I used nnet function in R to train the neural network.but when i want to predict the output variable in test data, it returns all 1? why it happens? Thanks
I think something wrong in your code. It is better to debug your ANN code step by step and compare the output of each neuron with the output you calculate manually to see where the problem is.
Cam you briefly explain the problem. If the Ann is stopping early it means that the inputs and outputs are well related and you may use regression analysis for solving such problem as neural networks are nothing but nonlinear statistical tools.
Thank you Vinay, I have 7 input variables and 1 output variable. I want to use neural network to predict the output variable. I performed nnet function in R. the code and the response is such as below:
Why you have soo huge initial weight value? Have you normalize your input values of your ANN to be in some rang, for example between [0-1] or [0-100], and then initial smaller value of weights, for example [-10,10]. That might be helpful.

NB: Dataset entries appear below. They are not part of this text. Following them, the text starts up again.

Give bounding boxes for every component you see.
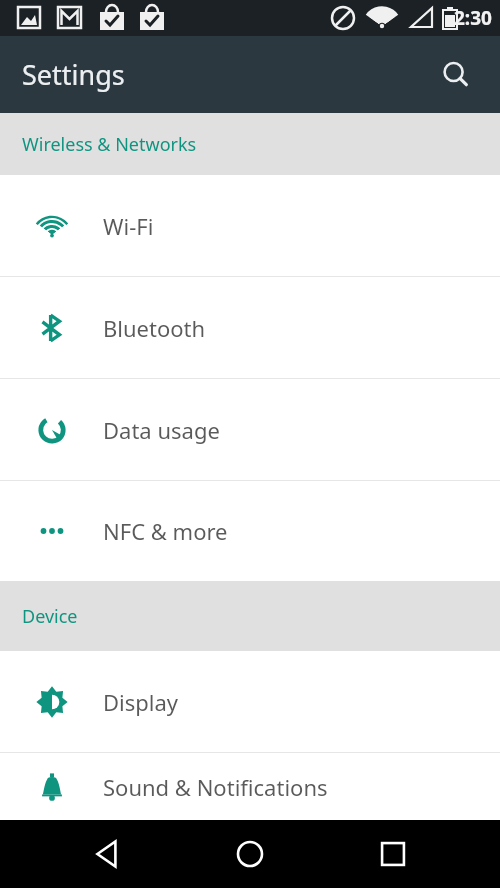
button[interactable]: Data usage <box>0 379 500 480</box>
button[interactable]: Display <box>0 651 500 752</box>
button[interactable]: NFC & more <box>0 481 500 581</box>
button[interactable]: Search <box>428 47 484 103</box>
staticText: Wi-Fi <box>103 211 154 241</box>
staticText: 2:30 <box>454 5 492 31</box>
staticText: Wireless & Networks <box>22 132 197 157</box>
staticText: Bluetooth <box>103 313 206 343</box>
staticText: Data usage <box>103 415 220 445</box>
button[interactable]: Back <box>71 820 143 888</box>
staticText: Settings <box>22 56 125 93</box>
button[interactable]: Bluetooth <box>0 277 500 378</box>
button[interactable]: Wi-Fi <box>0 175 500 276</box>
button[interactable]: Sound & Notifications <box>0 753 500 820</box>
staticText: Device <box>22 604 78 629</box>
staticText: NFC & more <box>103 516 228 546</box>
button[interactable]: Home <box>214 820 286 888</box>
button[interactable]: Recents <box>357 820 429 888</box>
staticText: Display <box>103 687 179 717</box>
staticText: Sound & Notifications <box>103 772 328 802</box>
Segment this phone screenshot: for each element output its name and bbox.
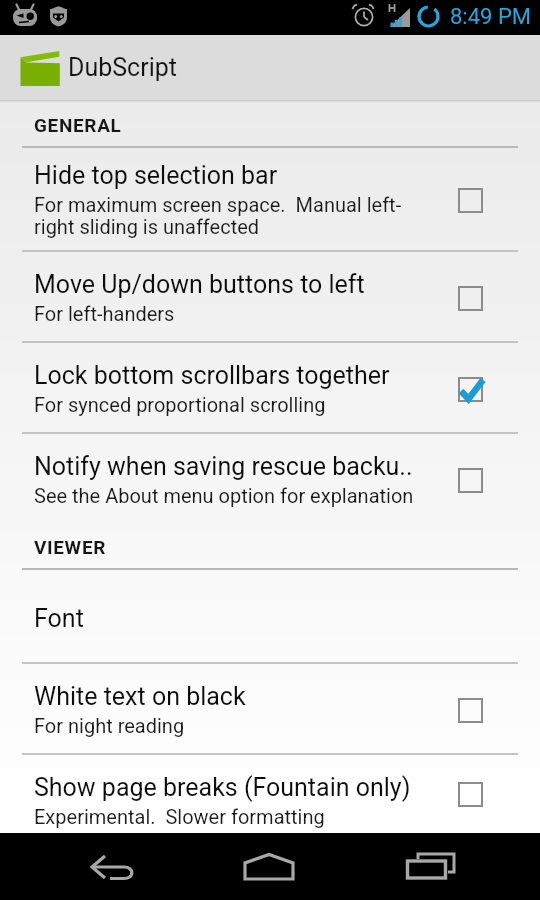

Thanks a lot Min, It was a good point. but i have 4 dummy variables such as salery.day.effect, off.day.effect, week.dat and work.day. can i normalized them either?
sorry, i did not get it. You mean, i should normalize just the variables with large values or all of them ( including dummy variables)? and i should normalize each column of variables?
MATLAB HAS INBUILT FUNCTIONS FOR NORMALIZATION OF DATA. BUT THAT WOULD NOT DO ANY GOOD BECAUSE YOUR TRAINING DATA IS SIMILAR TO TESTING DATA, HENCE R=1. TRY USING RANDOMIZED DATA AND SEE THE RESULTS.